Freier Text, ohne Schema, ohne Anweisung. Das Telefon zeigt ihn an; was damit geschieht, entscheidet der Mensch davor. Genau deshalb funktioniert dieser Typ als einziger vollständig ohne Verbindung.
Seriennummern, Chargenbezeichnungen, Wartungsdaten, Pflegehinweise, Materialangaben, Inventarnummern. Kurz: alles, was zum Gegenstand gehört und nicht ins Netz.
Ein Beispiel aus der Praxis: Auf einem Ausstellungsstück steht die Bezeichnung im Klartext daneben — und im Code zusätzlich Baujahr, Material und Inventarnummer.
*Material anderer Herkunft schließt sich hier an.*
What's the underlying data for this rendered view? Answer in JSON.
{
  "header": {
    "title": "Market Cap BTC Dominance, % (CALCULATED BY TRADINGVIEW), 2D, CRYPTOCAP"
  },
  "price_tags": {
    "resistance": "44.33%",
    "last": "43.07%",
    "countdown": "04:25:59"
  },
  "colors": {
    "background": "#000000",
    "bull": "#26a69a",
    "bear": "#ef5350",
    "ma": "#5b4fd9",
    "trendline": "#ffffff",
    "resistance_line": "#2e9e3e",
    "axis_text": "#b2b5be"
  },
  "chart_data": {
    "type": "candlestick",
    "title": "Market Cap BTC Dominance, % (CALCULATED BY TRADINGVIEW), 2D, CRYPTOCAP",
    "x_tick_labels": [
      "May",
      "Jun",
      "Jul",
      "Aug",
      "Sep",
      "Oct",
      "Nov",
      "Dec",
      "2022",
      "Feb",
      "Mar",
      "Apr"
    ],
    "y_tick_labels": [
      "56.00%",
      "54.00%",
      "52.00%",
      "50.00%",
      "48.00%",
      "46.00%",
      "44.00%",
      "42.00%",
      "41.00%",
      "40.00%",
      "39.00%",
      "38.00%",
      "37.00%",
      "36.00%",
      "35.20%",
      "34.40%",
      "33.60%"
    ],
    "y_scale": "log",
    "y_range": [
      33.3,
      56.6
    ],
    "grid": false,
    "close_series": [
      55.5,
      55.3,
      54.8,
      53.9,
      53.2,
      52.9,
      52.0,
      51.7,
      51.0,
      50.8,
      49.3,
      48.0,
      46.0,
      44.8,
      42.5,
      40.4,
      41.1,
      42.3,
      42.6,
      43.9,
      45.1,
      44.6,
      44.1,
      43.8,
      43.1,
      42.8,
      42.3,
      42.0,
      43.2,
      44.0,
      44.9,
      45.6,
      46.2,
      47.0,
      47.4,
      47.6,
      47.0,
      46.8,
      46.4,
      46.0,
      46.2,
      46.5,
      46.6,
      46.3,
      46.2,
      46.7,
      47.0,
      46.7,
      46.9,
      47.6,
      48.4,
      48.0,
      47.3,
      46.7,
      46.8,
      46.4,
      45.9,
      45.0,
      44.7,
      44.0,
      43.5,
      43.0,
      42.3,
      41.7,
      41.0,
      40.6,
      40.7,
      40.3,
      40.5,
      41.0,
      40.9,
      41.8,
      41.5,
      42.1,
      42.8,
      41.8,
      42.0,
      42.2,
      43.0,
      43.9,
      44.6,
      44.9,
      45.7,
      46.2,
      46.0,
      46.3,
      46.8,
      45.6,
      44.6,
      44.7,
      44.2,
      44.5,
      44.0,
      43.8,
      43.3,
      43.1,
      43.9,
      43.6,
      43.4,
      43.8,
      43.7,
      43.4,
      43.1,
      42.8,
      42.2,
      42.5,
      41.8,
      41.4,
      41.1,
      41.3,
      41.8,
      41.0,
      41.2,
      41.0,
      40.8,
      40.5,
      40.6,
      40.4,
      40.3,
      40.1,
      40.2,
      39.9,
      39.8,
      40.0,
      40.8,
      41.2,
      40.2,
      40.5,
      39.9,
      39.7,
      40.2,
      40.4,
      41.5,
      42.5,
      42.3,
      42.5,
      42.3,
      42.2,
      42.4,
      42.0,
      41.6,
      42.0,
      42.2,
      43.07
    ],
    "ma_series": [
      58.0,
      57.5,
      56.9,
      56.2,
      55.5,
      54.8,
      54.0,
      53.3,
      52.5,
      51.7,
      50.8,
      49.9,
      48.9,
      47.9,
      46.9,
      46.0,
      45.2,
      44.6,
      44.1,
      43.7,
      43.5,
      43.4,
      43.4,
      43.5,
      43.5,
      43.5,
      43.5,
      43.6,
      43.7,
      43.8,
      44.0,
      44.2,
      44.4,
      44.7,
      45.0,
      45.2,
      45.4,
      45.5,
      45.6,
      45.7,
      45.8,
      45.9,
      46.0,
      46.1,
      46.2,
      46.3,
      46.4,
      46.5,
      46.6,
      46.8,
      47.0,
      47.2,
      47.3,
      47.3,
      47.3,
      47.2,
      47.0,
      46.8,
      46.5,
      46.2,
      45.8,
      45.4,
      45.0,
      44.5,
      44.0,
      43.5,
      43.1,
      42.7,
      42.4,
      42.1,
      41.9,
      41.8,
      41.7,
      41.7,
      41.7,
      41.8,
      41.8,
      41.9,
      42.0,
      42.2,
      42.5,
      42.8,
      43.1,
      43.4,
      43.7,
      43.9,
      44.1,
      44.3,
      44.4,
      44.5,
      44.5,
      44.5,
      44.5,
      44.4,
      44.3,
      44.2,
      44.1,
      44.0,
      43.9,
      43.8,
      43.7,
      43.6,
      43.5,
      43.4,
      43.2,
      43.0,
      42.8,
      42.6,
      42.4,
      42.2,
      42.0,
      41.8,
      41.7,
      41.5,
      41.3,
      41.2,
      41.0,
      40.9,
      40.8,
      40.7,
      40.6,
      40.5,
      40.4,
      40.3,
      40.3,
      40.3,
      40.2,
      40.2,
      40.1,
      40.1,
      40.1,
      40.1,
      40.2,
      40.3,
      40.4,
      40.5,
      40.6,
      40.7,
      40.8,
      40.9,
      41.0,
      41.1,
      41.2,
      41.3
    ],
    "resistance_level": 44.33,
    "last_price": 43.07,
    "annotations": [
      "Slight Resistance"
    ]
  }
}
Wer mehr wissen will, scannt.
Kürze. Die Zeichenzahl bestimmt die Feinheit des Musters unmittelbar. Ein Satz ergibt ein grobes, robustes Muster; ein Absatz ein feines, das auf kleiner Fläche oder rauem Material nicht mehr zuverlässig liest. Wenn viel Text nötig ist, gehört er auf eine Seite, auf die ein Link zeigt.
Umlaute sind unproblematisch, brauchen aber mehr Platz als reine ASCII-Zeichen. Bei sehr knapper Fläche merkt man das.
Keine Auswertung. Ein Text-QR-Code ruft nichts auf, also lässt sich auch nichts zählen. Wer wissen will, wie oft gescannt wurde, braucht einen Link.